Three Four banks have failed since July, eight nine so far this year, and there are upwards of 90 more on the FDIC’s “troubled” bank list. It’s a nerve-wracking time, to be sure. So what can you do to reduce you risk when it comes to banking? Here’s a list of five tips from a recent article in Money Magazine:
- Check out your bank at Bankrate. While I’ve argued in the past that Bankrate’s Safe & Sound ratings aren’t 100% reliable, that mostly has to do with being skeptical of apparently “healthy” ratings. If Bankrate says that a bank is in trouble, then it probably is.
- Use the FDIC’s insurance estimator. I’ve talked about FDIC insurance limits in the past. This online calculator is an easy way to make sure you’re safely under the limits.
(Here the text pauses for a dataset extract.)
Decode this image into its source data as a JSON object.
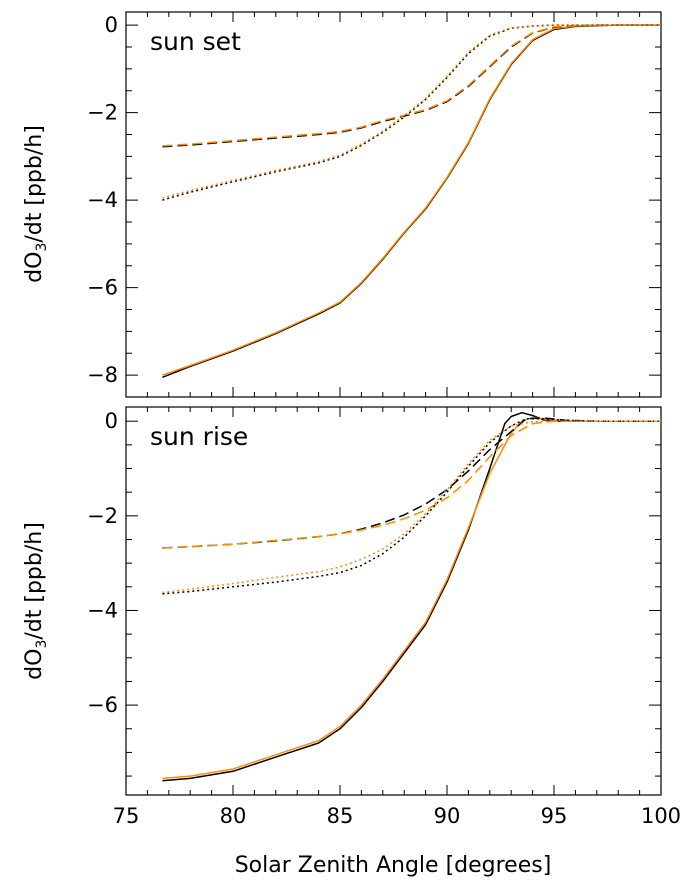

If you use a credit union instead of a bank, keep in mind that NCUA insurance limits are virtually identical to FDIC limits, but they have a calculator of their own.
- Change your accounts’ ownership status. If you’re over FDIC (or NCUA) insurance limits, you can re-title your accounts to increase your coverage. For example, a husband and wife could each have individual accounts plus a joint account. This would afford up to $400k in protection. If all else fails, open accounts at additional banks.
- Check out the Certificate of Deposit Account Registry Services (CDARS). This program lets you keep up to $50 million in one “home bank” while maintaining full insurance coverage. The downside is that the associated interest rates are a bit lower than you might otherwise get.
- Consider moving your HELOC. If you have a home equity line of credit at a troubled bank, you might want to think about looking for greener pastures. If your bank fails and a buyer can’t be found, you’re HELOC could wind up frozen or even closed.
It really just comes down to common sense. If you use your head, stick with a relatively safe bank, and avoid unnecessary risks, you shouldn’t have too much to worry about.